New restrictions on sale of vacation and rental property conversions to "home" 8/17/08
The Taxpayer Relief Act of 1997 amended Code § 121 to allow individuals to exclude gain realized on the sale or exchange of a principal residence from income up to $250,000 for individuals, or $500,000 on a joint return.
The Housing Assistance Tax Act of 2008 eliminates exclusion of gain from the sale of a principal residence allocable to periods during which none of taxpayer, taxpayer's spouse, or the taxpayer's former spouse used the property as a principal residence. Gain is allocated based on the time the property is utilized for qualified and non-qualified uses. This limits the ability to convert a vacation home, or rental or investment property into a principal residence for at least two years before its sale to avoid recognizing the gain.
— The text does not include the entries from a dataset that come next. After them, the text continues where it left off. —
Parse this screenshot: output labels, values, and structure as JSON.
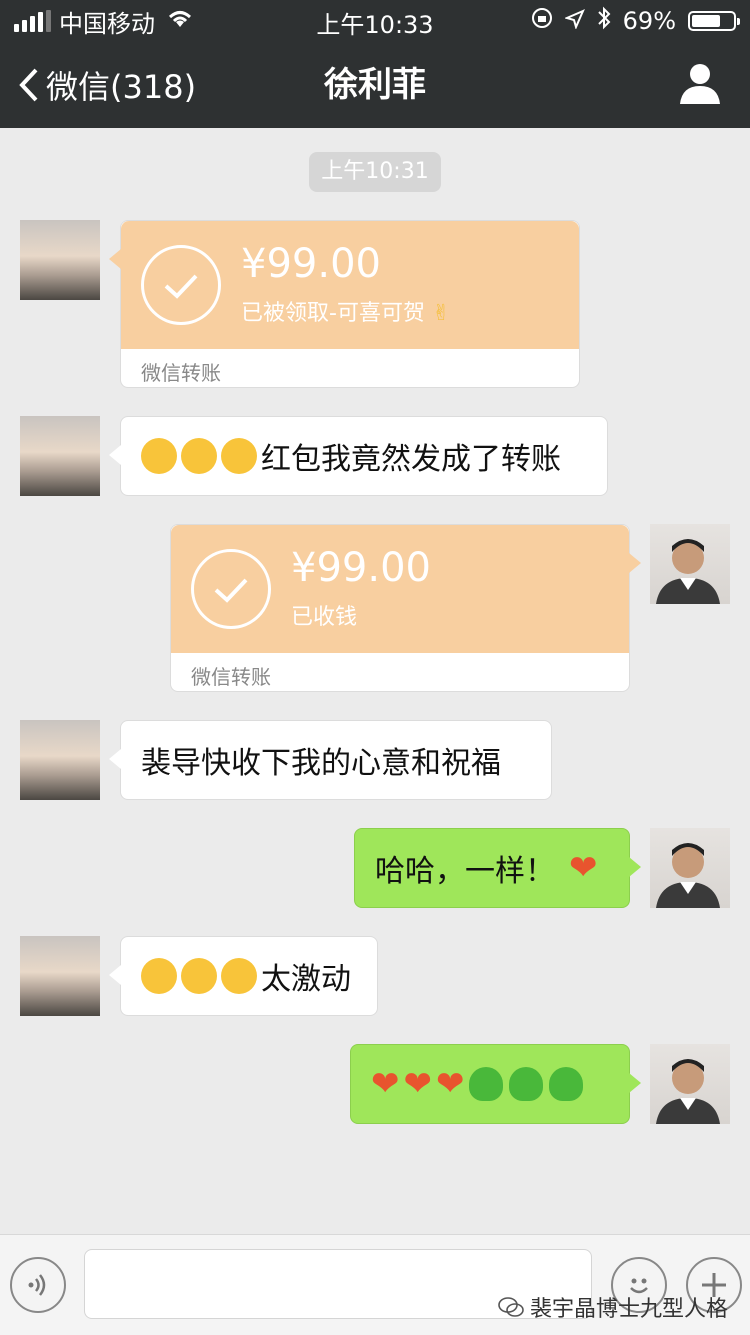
{
  "status_bar": {
    "carrier": "中国移动",
    "time": "上午10:33",
    "battery": "69%",
    "battery_level": 0.69
  },
  "nav": {
    "back_label": "微信(318)",
    "title": "徐利菲"
  },
  "chat": {
    "timestamp": "上午10:31",
    "messages": [
      {
        "amount": "¥99.00",
        "status": "已被领取-可喜可贺",
        "footer": "微信转账"
      },
      {
        "text": "红包我竟然发成了转账"
      },
      {
        "amount": "¥99.00",
        "status": "已收钱",
        "footer": "微信转账"
      },
      {
        "text": "裴导快收下我的心意和祝福"
      },
      {
        "text": "哈哈，一样！"
      },
      {
        "text": "太激动"
      }
    ]
  },
  "watermark": "裴宇晶博士九型人格",
  "colors": {
    "nav_bg": "#2e3132",
    "chat_bg": "#ebebeb",
    "transfer_peach": "#f8cfa0",
    "bubble_green": "#9fe65a",
    "bubble_white": "#ffffff"
  }
}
Gain not subject to the new rule includes: i) gain for any period before January 1, 2009; ii) time after the last date the property is used as the principal residence during the five-year period ending on the sale date (you can move out prior to sale); iii) any period (maximum aggregate 10 years) taxpayer or taxpayer's spouse is serving on "qualified official extended duty" as an armed forces member, a Foreign Service officer, or an intelligence community employee; iv) for other temporary absence not exceeding two years in the aggregate because of a change of employment, or health conditions; or iv) for other temporary absences due to unforeseen circumstances specified by the IRS.
The ratio computation is determined after applying rules reducing gain excluded by depreciation allowed or allowable. Taxpayer's gain attributable to depreciation allowed or allowable after May 6, 1997 is not excluded from income, so not included when calculating the amount of gain allocated to non-qualified use.
Use of part of the property for business applies as under prior law. No allocation of gain f is required if the both the residential and business portions of the property are within the same dwelling unit. If the portion of the principal residence used for business purposes is separate from the dwelling unit, gain from the sale or exchange of the property must be allocated between the residential and business portions of the property. Any depreciation taken after May 6, 1997 must be recaptured out of the potential gain realized.